Upon clicking on the Projector Dashboard, your screen should be similar to the following. (If you instead receive an error message saying "Error fetching tensors" the projector dashboard is not yet ready for viewing, as Tensorboard may still be performing its calculations. Wait a few minutes and re-visit the dashboard. Typically, the Projector dashboard is fully accessible once the neural network has finished training completely):
Each data point in this space represents an example in our training set. The visualization right now does not have much meaning, however, because we are unable to identify which data point belongs to which class. We will be distignuishing the different classes by color. First, as indicated in the screenshot, click on the dropdown menu titled "Color by":
Now select the option "label":
All the data points are now colored according to the class they correspond to. (Important: Note that the colors on your screen may differ from those depicted in the screenshots. Hover your cursor over individual, colored data points to see which color corresponds to which class).
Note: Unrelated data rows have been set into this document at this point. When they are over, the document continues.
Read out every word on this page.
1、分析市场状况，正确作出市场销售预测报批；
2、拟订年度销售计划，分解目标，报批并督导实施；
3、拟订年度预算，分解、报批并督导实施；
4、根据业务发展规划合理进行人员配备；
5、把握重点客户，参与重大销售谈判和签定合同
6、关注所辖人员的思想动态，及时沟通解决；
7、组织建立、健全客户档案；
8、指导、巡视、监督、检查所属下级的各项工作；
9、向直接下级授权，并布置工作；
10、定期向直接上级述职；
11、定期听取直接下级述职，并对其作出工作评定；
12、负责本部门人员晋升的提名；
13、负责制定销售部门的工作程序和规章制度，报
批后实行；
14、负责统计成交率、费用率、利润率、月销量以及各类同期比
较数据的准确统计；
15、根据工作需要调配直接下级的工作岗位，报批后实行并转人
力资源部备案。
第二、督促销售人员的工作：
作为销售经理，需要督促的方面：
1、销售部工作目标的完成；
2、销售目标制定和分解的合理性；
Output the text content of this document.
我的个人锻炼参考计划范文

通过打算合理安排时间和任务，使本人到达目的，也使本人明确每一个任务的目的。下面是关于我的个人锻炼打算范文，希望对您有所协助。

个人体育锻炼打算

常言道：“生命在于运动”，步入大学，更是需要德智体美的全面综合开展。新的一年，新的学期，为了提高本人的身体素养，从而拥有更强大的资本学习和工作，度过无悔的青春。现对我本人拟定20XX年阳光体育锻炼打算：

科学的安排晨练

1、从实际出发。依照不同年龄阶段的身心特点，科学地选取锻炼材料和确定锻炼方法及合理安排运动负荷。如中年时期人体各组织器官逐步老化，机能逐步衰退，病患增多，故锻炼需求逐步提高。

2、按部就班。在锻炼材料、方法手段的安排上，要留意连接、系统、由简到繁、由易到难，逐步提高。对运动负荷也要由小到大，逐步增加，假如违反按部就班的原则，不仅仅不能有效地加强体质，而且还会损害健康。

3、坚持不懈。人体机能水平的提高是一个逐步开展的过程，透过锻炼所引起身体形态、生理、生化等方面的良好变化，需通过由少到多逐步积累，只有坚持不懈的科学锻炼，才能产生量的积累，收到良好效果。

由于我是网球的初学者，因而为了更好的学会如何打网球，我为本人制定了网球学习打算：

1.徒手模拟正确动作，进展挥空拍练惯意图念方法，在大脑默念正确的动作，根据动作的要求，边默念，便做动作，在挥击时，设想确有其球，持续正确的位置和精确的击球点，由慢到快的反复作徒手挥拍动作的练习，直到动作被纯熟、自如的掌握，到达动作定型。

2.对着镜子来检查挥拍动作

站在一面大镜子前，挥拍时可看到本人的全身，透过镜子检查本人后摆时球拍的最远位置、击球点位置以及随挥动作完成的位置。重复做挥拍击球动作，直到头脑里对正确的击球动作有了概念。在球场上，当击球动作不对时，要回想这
In the screenshots, red corresponds to "Amplified (Label: 1)", orange corresponds to "Inconclusive (Label: 0)", and blue corresponds to "Non-Amplified (Label: -1)." Representative points belonging to each of these classes are labeled in the screenshot. Feel free to explore the visualization by clicking individual data points, clicking and dragging to rotate the plot, etc. You can see that the first hidden layer of the neural network has found an embedding for the different classes, in which each class belongs to a to different region of a high-dimensional manifold. Now click on the dropdown menu on the top of the left-hand-side pane titled "5 tensors found." Select "dense_5_embedding" and your screen should be similar to the following:
This visualization represents the embedding of the last layer of the neural network. Once again, the neural network has found an embedding where each class belongs to a different region in the high-dimensional space. Data points that are "close" to each other in the space ("closeness" being defined by a distance metric) are more similar to each other and more likely to belong to the same class.
That concludes our tutorial. Hopefully, this demo provided a good starting point for you to begin working with your own neural network designs. As a final note, the Keras documentation is an excellent resource for future inquiries and additional exploration:
In addition, note that if you wish to use Tensorboard after finishing this demo, you must delete all the contents of your tb_logs folder so that Tensorboard does not overlap your new graphs with graphs of previous models.